Ensuring an effective relationship with BP, the operator of the ACG project, and other partnering companies is also central to Socar’s strategy. “The fact that the new contract has been signed and the engagement will run until 2049 is clearly very positive. Now we can plan for a longer perspective,” says Latifov.
What of this year’s media reports of the proposed exit of foreign partners ExxonMobil and Chevron? “We do not know the current status regarding the exit of ExxonMobil and Chevron. Every company has to measure its operational status, its investment and capital management. That is the normal process,” says the Socar executive.
Even when players have reshuffled their portfolios to exit specific Azeri projects, it has not necessarily led to permanent departures from Azerbaijan. For example, while Total withdrew from Shah Deniz, it returned for the Absheron field development. “Similarly, Equinor left the Shah Deniz project, but it has engaged with us on the contract areas covering the Karabakh field and other prospective areas,” says Latifov.
The Absheron field development–distinct from Swap—is one of the fields that is most exciting Socar’s upstream leadership. Having resumed its drilling programme with Total in 2018, it completed the appraisal leg of the scheme earlier this year, confirming reserves at the higher end of the expected range.

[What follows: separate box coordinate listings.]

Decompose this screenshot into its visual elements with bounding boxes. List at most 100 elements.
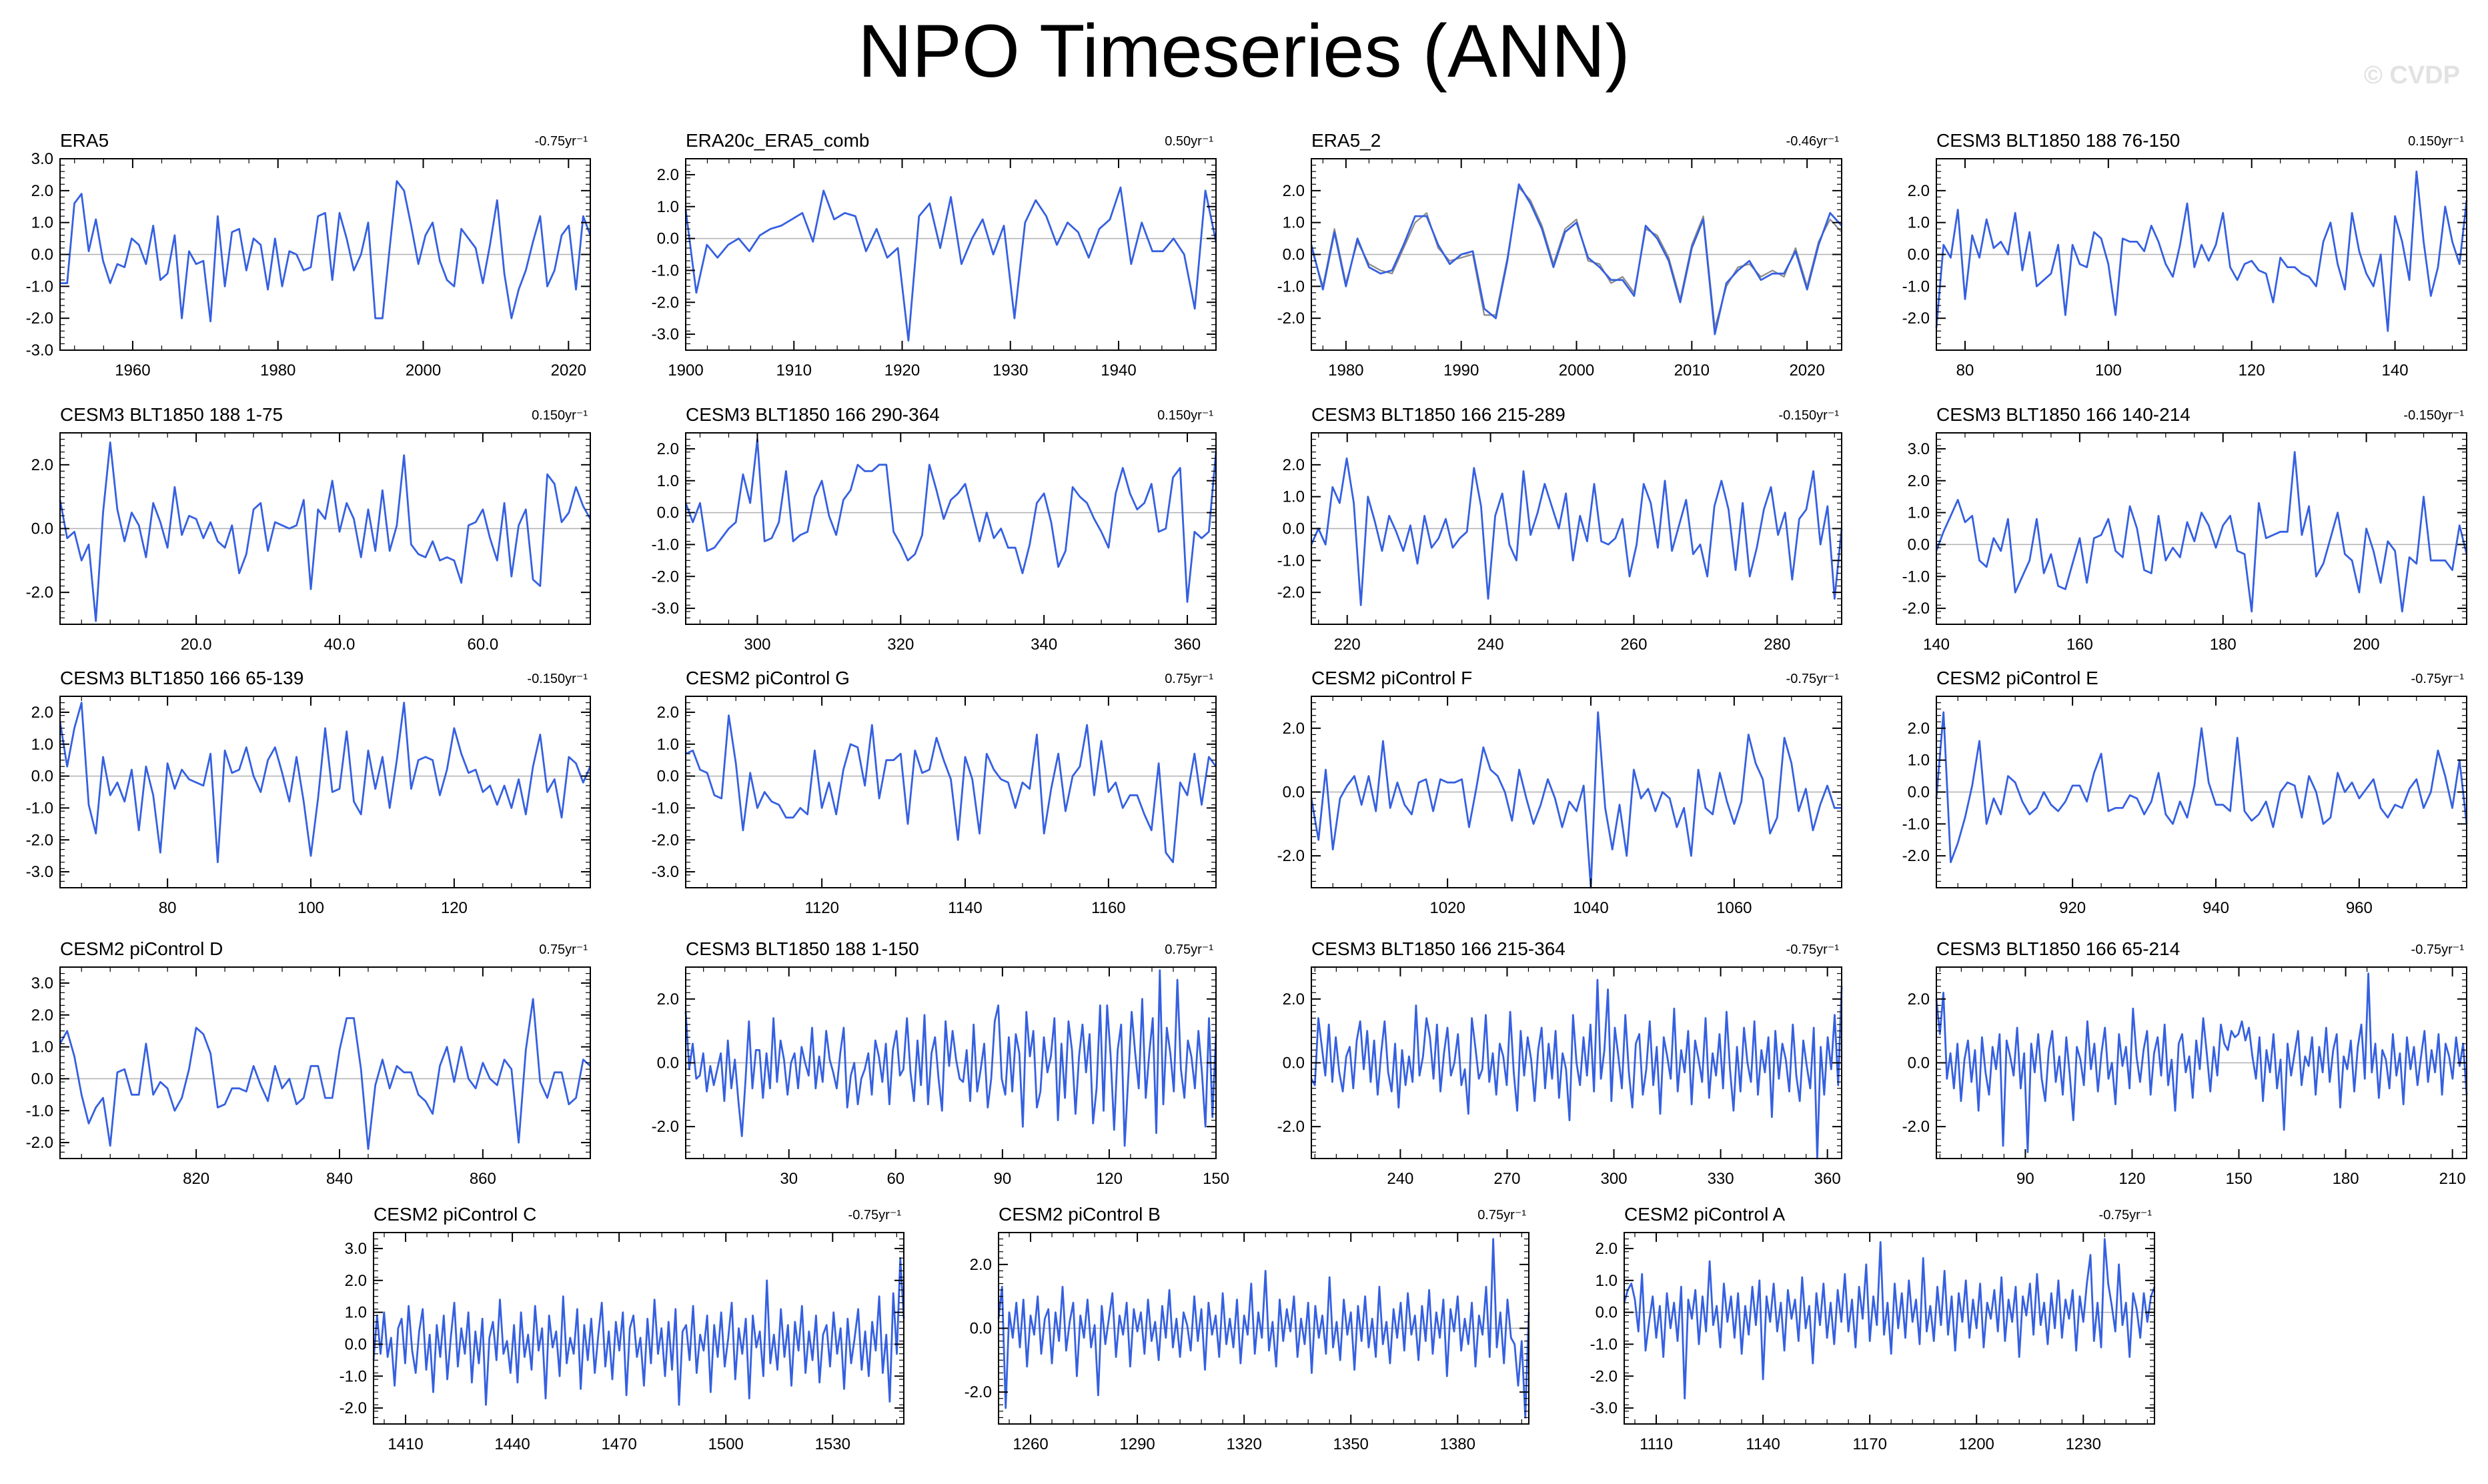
panel-title: CESM3 BLT1850 188 1-150 [686, 938, 919, 959]
panel-trend: -0.46yr⁻¹ [1786, 134, 1840, 149]
x-tick-label: 1170 [1852, 1435, 1887, 1453]
panel-title: CESM3 BLT1850 166 65-139 [60, 668, 303, 688]
x-tick-label: 1120 [804, 899, 839, 917]
y-tick-label: 1.0 [1596, 1272, 1618, 1290]
y-tick-label: 3.0 [345, 1240, 367, 1258]
y-tick-label: -2.0 [340, 1399, 367, 1417]
panel-trend: -0.150yr⁻¹ [1778, 408, 1839, 423]
y-tick-label: 3.0 [31, 974, 53, 992]
y-tick-label: 1.0 [1908, 214, 1930, 232]
panel-trend: -0.75yr⁻¹ [1786, 942, 1840, 957]
panel-title: CESM2 piControl F [1311, 668, 1472, 688]
plot-frame [59, 966, 591, 1159]
x-tick-label: 1500 [708, 1435, 744, 1453]
x-tick-label: 240 [1387, 1170, 1413, 1188]
y-tick-label: 2.0 [1908, 182, 1930, 200]
x-tick-label: 1260 [1013, 1435, 1048, 1453]
series-line [59, 441, 592, 622]
y-tick-label: 2.0 [970, 1256, 992, 1274]
x-tick-label: 1940 [1101, 361, 1136, 380]
y-tick-label: 1.0 [345, 1304, 367, 1322]
y-tick-label: -1.0 [340, 1367, 367, 1385]
panel-title: CESM3 BLT1850 166 290-364 [686, 404, 940, 425]
y-tick-label: 0.0 [1283, 246, 1305, 264]
y-tick-label: -1.0 [652, 261, 679, 279]
series-line [1623, 1238, 2156, 1400]
chart-panel-10: -2.0 0.0 2.0 1020 1040 1060 CESM2 piControl F -… [1277, 668, 1842, 917]
y-tick-label: 1.0 [31, 736, 53, 754]
chart-panel-8: -3.0 -2.0 -1.0 0.0 1.0 2.0 80 100 120 CESM3 BLT18… [26, 668, 592, 917]
y-tick-label: -3.0 [652, 600, 679, 618]
panel-trend: -0.75yr⁻¹ [848, 1208, 902, 1223]
x-tick-label: 140 [2382, 361, 2409, 380]
x-tick-label: 1530 [815, 1435, 850, 1453]
x-tick-label: 100 [2095, 361, 2122, 380]
y-tick-label: -2.0 [1277, 309, 1305, 327]
x-tick-label: 180 [2333, 1170, 2359, 1188]
y-tick-label: -2.0 [26, 309, 53, 327]
x-tick-label: 20.0 [181, 636, 212, 654]
chart-panel-7: -2.0 -1.0 0.0 1.0 2.0 3.0 140 160 180 200 CESM3 BL… [1902, 404, 2468, 654]
panel-title: CESM2 piControl E [1936, 668, 2098, 688]
x-tick-label: 2010 [1674, 361, 1710, 380]
y-tick-label: 1.0 [1908, 752, 1930, 770]
panel-title: ERA20c_ERA5_comb [686, 130, 869, 151]
series-line [1310, 978, 1843, 1160]
chart-panel-9: -3.0 -2.0 -1.0 0.0 1.0 2.0 1120 1140 1160 CESM2 p… [652, 668, 1217, 917]
x-tick-label: 360 [1814, 1170, 1841, 1188]
x-tick-label: 2020 [551, 361, 586, 380]
y-tick-label: 1.0 [31, 214, 53, 232]
x-tick-label: 1110 [1640, 1435, 1673, 1453]
x-tick-label: 1200 [1959, 1435, 1994, 1453]
y-tick-label: 0.0 [970, 1320, 992, 1338]
series-line [1935, 451, 2468, 613]
x-tick-label: 320 [887, 636, 914, 654]
x-tick-label: 2000 [1559, 361, 1594, 380]
series-line [684, 969, 1217, 1147]
y-tick-label: -2.0 [1590, 1367, 1618, 1385]
y-tick-label: -1.0 [652, 799, 679, 817]
panel-title: ERA5_2 [1311, 130, 1381, 151]
panel-title: CESM2 piControl G [686, 668, 850, 688]
x-tick-label: 240 [1477, 636, 1504, 654]
y-tick-label: -3.0 [26, 341, 53, 359]
series-line [60, 180, 592, 323]
x-tick-label: 1290 [1119, 1435, 1155, 1453]
x-tick-label: 280 [1764, 636, 1790, 654]
y-tick-label: 1.0 [1283, 214, 1305, 232]
y-tick-label: 3.0 [31, 150, 53, 168]
chart-panel-2: -2.0 -1.0 0.0 1.0 2.0 1980 1990 2000 2010 2020 ERA… [1277, 130, 1843, 380]
y-tick-label: 0.0 [657, 230, 679, 248]
chart-panel-12: -2.0 -1.0 0.0 1.0 2.0 3.0 820 840 860 CESM2 piCon… [26, 938, 591, 1188]
y-tick-label: 0.0 [657, 504, 679, 522]
y-tick-label: -2.0 [652, 568, 679, 586]
y-tick-label: -1.0 [652, 536, 679, 554]
x-tick-label: 300 [744, 636, 770, 654]
x-tick-label: 920 [2059, 899, 2086, 917]
x-tick-label: 210 [2439, 1170, 2466, 1188]
chart-panel-3: -2.0 -1.0 0.0 1.0 2.0 80 100 120 140 CESM3 BLT185… [1902, 130, 2468, 380]
x-tick-label: 940 [2203, 899, 2229, 917]
y-tick-label: -2.0 [1902, 847, 1930, 865]
chart-panel-0: -3.0 -2.0 -1.0 0.0 1.0 2.0 3.0 1960 1980 2000 2020… [26, 130, 592, 380]
y-tick-label: 2.0 [1596, 1240, 1618, 1258]
x-tick-label: 1980 [1328, 361, 1363, 380]
series-line [997, 1238, 1530, 1419]
panel-title: CESM3 BLT1850 166 215-364 [1311, 938, 1566, 959]
x-tick-label: 1160 [1091, 899, 1126, 917]
y-tick-label: 1.0 [31, 1038, 53, 1056]
y-tick-label: 0.0 [1283, 520, 1305, 538]
y-tick-label: -1.0 [26, 1102, 53, 1120]
y-tick-label: -1.0 [1277, 552, 1305, 570]
series-line [1310, 187, 1842, 329]
x-tick-label: 1470 [601, 1435, 636, 1453]
plot-frame [685, 432, 1217, 625]
panel-title: CESM2 piControl A [1624, 1204, 1786, 1225]
y-tick-label: -1.0 [26, 277, 53, 295]
x-tick-label: 120 [2118, 1170, 2145, 1188]
y-tick-label: -2.0 [652, 293, 679, 311]
panel-trend: -0.75yr⁻¹ [2411, 942, 2465, 957]
panel-trend: -0.75yr⁻¹ [1786, 672, 1840, 686]
y-tick-label: -2.0 [1277, 584, 1305, 602]
x-tick-label: 340 [1031, 636, 1057, 654]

Absheron production, of c.1.5bn m³/yr of gas and almost 10,000bl/d of condensate, is due on stream in 2021. “It is great that we can efficiently bring more technically viable reserves to the market, where the buyer is Azerbaijan and Socar,” says Latifov.
And he remains confident that the current vibrant E&P activity in Azerbaijan can be sustained. “We are seeing more and more reserves, increasingly from unconventional wells that are becoming more competitive,” he says.
That activity is reflected in the wider Caspian Sea region, despite recent changes to the investment model there. “One of the challenges in the Caspian before was about creating for investors exclusive and absolute rights–it was all about protectionism and about ringfencing for investors in each part of the region,” says Latifov.
The key now is to be more inclusive and more cooperative. “Maybe it is difficult to achieve, but it is an opportunity as well, with all the infrastructure that has been created in the Caspian over the years. I see the need for an innovative approach [where different Caspian players] complement the efforts of each other,” he says.